The investigation of alcohol intake included assessments of whether subjects drink alcohol or not, drinking age, and drinking category. Drinking alcohol indicated that subjects drink alcohol at least once a week. Drinking alcohol only during the holidays was not viewed as alcohol intake[37].

Diabetes and heart disease classification criteria

Coronary heart disease was diagnosed according to the criteria of the 2005 Prevention Guide of Coronary Heart Disease[38]. Either of the following was viewed as coronary heart disease: (1) related disease diagnosed at rank 1 of class 2 hospitals or higher; (2) a prior definite diagnosis of coronary heart disease.

Diabetes was also diagnosed according to the criteria of the 2005 Prevention Guide of Coronary Heart Disease[38]. Either of the following was viewed as diabetes: (1) related disease diagnosed at rank 1 of class 2 hospitals or higher; (2) a prior definite diagnosis of diabetes.

Diagnosis of dementia

Dementia was diagnosed according to the criteria of the Diagnostic and Statistical Manual of Mental Disorders, 4th edition, by the American Psychological Society[39].

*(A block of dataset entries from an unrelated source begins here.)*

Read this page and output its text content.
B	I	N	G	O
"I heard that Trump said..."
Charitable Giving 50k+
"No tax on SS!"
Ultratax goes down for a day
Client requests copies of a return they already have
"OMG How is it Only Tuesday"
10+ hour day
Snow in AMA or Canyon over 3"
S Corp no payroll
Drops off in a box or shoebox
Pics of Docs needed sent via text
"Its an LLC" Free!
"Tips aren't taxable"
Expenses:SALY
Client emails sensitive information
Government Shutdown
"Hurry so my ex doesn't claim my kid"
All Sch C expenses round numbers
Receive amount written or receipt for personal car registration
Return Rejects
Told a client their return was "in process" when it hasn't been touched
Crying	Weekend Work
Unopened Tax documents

Diagnosis of Alzheimer's disease

Alzheimer's disease was diagnosed according to the criteria of the National Institute of Neurological and Communicative Disorders and Stroke-Alzheimer's Disease and Related Disorders Association[40].

Statistical analysis

The database was established with EPIdata3.1 software (EpiData Association, Odense M, Denmark). All the questionnaires were carefully double-checked, and the data were input in duplicate by two persons, to ensure accuracy. Logic and spot checks were used to identify data entry errors. When errors in data input were identified, the data were carefully reentered. The database was locked and managed by a designated person. Non-Alzheimer's disease participants were assigned as the control group. The correlation between smoking and Alzheimer's disease was investigated among people of Mongolian and Han Chinese ethnicity living in the Inner Mongolian farming area who were aged 55 years or older. Measurement data are expressed as mean ± SD, and enumeration data are expressed as rates. Comparisons of enumeration data between two groups or among multiple groups were performed with chi-square tests or Fisher's exact tests. Comparisons of measurement data between two groups were performed with single-sample t-tests or Mann-Whitney tests. Measurement data of multiple groups were compared with one-way analysis of variance and appropriate post-hoc tests were used for intergroup comparisons. Interaction between smoking and Alzheimer's disease was analyzed using logistic stepwise regression, with a variable inclusion and exclusion level of 0.1. Missing values were replaced with expectation and maximization using SPSS 13.0 software (SPSS, Chicago, IL, USA).